Today it was super cold in Chicagoland, but thankfully sunny after lots of gray days. We have had a pumpkin on the counter for a while that my daughter got on her Halloween pumpkin farm trip. We decided to make roast pumpkin seeds. My neighbor makes them and they are fabulous. I don't know what she puts in them besides butter. I used Earth Balance, salt, and sugar. They were so good!
What to do with the pumpkin? I have actually never cooked a real pumpkin. I cut it in big chunks, sprayed it with olive oil, and threw it in the oven. My 6 year old enjoyed it straight with salt.
For me and my oldest daughter I made this curried pumpkin soup from Kim Barnouin's new book, Skinny Bitch: Ultimate Every Day Cookbook.
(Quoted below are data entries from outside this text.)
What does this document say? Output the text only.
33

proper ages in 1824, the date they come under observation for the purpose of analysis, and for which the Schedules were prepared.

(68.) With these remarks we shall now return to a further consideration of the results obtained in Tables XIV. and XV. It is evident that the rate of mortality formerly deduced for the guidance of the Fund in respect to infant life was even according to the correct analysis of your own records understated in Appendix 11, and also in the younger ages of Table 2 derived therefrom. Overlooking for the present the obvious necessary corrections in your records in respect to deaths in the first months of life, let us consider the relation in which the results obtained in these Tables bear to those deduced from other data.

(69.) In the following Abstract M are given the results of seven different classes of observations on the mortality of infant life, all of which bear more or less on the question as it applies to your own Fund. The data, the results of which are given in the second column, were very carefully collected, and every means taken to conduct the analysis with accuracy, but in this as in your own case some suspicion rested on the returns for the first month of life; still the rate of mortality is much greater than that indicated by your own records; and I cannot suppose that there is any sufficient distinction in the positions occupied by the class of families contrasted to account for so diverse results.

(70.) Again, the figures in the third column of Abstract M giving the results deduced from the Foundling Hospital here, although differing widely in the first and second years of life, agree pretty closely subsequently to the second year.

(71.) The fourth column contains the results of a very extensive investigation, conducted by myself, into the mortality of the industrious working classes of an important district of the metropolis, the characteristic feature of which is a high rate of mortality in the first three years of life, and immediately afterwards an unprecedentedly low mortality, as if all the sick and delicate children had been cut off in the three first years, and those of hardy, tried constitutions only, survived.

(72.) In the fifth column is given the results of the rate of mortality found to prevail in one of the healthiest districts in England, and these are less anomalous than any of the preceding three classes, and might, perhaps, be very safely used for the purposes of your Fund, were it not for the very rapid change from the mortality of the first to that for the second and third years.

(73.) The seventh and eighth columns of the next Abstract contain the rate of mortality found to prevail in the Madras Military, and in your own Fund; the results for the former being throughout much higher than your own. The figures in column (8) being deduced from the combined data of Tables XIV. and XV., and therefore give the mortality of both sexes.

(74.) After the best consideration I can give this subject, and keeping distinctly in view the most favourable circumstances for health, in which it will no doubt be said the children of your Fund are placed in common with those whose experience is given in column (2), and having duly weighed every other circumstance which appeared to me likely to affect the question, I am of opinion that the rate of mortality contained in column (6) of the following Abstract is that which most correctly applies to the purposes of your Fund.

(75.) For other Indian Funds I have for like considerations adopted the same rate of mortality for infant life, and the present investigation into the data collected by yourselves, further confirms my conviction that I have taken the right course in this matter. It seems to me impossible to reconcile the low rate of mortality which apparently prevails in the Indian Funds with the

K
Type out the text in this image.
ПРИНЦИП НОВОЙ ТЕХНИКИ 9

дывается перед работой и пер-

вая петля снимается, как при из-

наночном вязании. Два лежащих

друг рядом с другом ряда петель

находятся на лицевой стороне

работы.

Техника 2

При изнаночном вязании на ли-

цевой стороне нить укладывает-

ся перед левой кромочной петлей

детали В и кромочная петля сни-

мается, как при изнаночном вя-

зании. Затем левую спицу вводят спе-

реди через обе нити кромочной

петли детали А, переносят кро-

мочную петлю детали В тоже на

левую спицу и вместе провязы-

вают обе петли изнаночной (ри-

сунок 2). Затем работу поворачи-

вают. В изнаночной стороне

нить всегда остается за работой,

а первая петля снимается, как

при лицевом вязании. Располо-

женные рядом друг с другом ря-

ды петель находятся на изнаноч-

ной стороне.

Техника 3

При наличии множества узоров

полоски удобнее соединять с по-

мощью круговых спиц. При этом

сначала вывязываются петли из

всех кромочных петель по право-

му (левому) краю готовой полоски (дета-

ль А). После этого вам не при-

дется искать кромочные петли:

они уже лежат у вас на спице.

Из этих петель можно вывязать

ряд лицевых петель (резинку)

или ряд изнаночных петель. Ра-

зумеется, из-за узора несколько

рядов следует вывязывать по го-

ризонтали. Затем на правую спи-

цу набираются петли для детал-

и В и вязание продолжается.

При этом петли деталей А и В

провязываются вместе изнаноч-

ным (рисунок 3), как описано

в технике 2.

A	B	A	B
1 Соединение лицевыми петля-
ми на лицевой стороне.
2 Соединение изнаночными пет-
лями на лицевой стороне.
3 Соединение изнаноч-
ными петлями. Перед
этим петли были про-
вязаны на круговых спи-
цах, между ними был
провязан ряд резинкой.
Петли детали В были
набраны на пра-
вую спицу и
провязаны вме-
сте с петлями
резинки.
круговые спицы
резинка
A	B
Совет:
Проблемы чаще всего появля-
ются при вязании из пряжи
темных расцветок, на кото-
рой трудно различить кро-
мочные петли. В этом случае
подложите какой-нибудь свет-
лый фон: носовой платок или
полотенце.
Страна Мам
It has apples and wine, onions, etc. I added some garlic. Very delicious.
Should I be concerned that I have the same hairstyle as my dogs? Shaggy and messy and in my eyes!
Hope you all had a wonderful Thanksgiving!
3 comments:
Your seeds and soup look yummy! I like to roast my pumpkin seeds with Szechuan chili oil. Hot and addicting!
Nice post with lots of pretty pics! Pumpkin three ways -- Seeds, Soup & Roasted.
Thanks for the comment on my blog. Just so you know, the gals over at the "Soundly Vegan" blog are good friends, and they've made me their vegan version of braciole several times. It's a bit of work, but TO DIE FOR!